Gladio Creates ‘Tension’
Gladio was involved in a silent coup d’état in Italy, when General Giovanni de Lorenzo forced the Italian Socialist Ministers to leave the government.[5] On December 12, 1969, a bomb exploded at the National Agrarian Bank, which killed 17 people and wounded 88 others. That afternoon, three more bombs exploded in Rome and Milan. US intelligence was informed ahead of time of the bombing, but did not inform the Italian authorities.[6] In 2000, a former Italian Secret Service General stated that the CIA “gave its tacit approval to a series of bomb attacks in Italy in the 1960s and 1970s.”[7] The bombing was linked to two neofascists and to an SID agent.[8]

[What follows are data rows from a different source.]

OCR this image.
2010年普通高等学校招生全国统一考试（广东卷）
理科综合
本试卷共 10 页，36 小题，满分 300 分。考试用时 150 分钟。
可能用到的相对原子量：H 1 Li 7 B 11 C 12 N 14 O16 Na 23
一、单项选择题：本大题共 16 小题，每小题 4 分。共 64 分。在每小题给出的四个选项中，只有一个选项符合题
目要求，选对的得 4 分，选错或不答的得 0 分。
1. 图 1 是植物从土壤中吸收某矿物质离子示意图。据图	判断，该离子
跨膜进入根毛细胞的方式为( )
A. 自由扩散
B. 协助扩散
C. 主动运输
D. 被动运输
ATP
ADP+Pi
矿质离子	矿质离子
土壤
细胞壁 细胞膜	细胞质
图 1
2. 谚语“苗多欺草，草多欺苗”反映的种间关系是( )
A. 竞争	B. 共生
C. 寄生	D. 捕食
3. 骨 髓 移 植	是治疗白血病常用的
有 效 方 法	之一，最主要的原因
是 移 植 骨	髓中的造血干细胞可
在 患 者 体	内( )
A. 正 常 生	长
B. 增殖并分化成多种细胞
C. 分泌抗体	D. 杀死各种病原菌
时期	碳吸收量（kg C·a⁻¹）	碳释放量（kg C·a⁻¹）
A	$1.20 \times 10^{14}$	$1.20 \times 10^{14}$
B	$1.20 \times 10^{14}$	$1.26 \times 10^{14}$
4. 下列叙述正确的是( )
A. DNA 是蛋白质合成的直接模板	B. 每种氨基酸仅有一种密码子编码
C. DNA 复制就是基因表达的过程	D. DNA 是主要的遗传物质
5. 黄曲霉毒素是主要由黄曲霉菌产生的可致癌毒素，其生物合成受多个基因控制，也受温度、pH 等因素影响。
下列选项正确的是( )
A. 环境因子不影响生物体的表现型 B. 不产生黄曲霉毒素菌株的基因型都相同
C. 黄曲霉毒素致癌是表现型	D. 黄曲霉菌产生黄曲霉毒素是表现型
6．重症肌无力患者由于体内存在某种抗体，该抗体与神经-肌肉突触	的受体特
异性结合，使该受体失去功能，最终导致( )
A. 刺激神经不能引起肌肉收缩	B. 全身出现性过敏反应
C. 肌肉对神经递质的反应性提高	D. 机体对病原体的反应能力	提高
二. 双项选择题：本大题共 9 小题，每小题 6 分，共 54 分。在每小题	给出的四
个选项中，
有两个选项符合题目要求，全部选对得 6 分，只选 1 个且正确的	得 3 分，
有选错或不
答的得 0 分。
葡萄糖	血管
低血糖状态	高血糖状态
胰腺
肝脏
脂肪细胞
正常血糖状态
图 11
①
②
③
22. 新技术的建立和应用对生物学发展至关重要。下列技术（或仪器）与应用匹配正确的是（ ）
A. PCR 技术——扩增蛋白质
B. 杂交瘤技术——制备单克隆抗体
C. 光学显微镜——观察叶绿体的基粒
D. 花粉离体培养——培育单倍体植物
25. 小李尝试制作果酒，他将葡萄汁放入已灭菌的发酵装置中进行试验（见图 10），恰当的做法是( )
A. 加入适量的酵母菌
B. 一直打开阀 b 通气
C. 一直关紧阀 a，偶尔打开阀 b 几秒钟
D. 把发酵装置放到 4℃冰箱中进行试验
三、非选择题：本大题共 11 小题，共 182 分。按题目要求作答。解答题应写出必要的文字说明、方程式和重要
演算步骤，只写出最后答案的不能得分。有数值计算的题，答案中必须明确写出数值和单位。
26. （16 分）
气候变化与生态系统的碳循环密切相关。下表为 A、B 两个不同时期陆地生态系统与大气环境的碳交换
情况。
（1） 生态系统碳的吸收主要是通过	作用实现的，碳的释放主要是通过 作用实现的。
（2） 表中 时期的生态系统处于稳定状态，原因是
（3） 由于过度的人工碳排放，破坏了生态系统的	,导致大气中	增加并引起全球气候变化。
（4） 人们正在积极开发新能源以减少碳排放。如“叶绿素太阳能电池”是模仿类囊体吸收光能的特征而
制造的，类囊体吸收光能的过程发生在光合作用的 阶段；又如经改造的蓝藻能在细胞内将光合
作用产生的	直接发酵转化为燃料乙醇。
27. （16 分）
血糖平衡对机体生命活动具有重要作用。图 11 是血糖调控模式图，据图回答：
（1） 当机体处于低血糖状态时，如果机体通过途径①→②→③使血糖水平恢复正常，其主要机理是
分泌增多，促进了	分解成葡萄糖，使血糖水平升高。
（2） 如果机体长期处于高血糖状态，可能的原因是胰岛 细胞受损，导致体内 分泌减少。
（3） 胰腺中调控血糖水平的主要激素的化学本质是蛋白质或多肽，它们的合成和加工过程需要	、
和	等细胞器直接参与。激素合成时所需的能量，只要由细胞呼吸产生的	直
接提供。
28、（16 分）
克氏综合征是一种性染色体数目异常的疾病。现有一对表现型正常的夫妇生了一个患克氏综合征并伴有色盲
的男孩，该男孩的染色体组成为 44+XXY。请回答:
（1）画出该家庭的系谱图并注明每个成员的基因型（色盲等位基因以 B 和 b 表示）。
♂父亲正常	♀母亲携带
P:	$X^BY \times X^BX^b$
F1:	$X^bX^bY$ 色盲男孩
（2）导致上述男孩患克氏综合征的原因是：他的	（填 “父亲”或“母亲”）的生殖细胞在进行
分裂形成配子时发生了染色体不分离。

Testifying in a court case trying four men accused of involvement in the 1969 bank bombing in Milan, General Gianadelio Maletti, former head of military counter-intelligence from 1971 to 1975, stated that his unit discovered evidence that explosives were supplied to a right wing Italian terrorist group from Germany, and that US intelligence may have aided in the transfer of explosives. He was quoted as saying that the CIA, “following the directives of its government, wanted to create an Italian nationalism capable of halting what it saw as a slide to the left and, for this purpose, it may have made use of rightwing terrorism,” and that, “I believe this is what happened in other countries as well.”[9]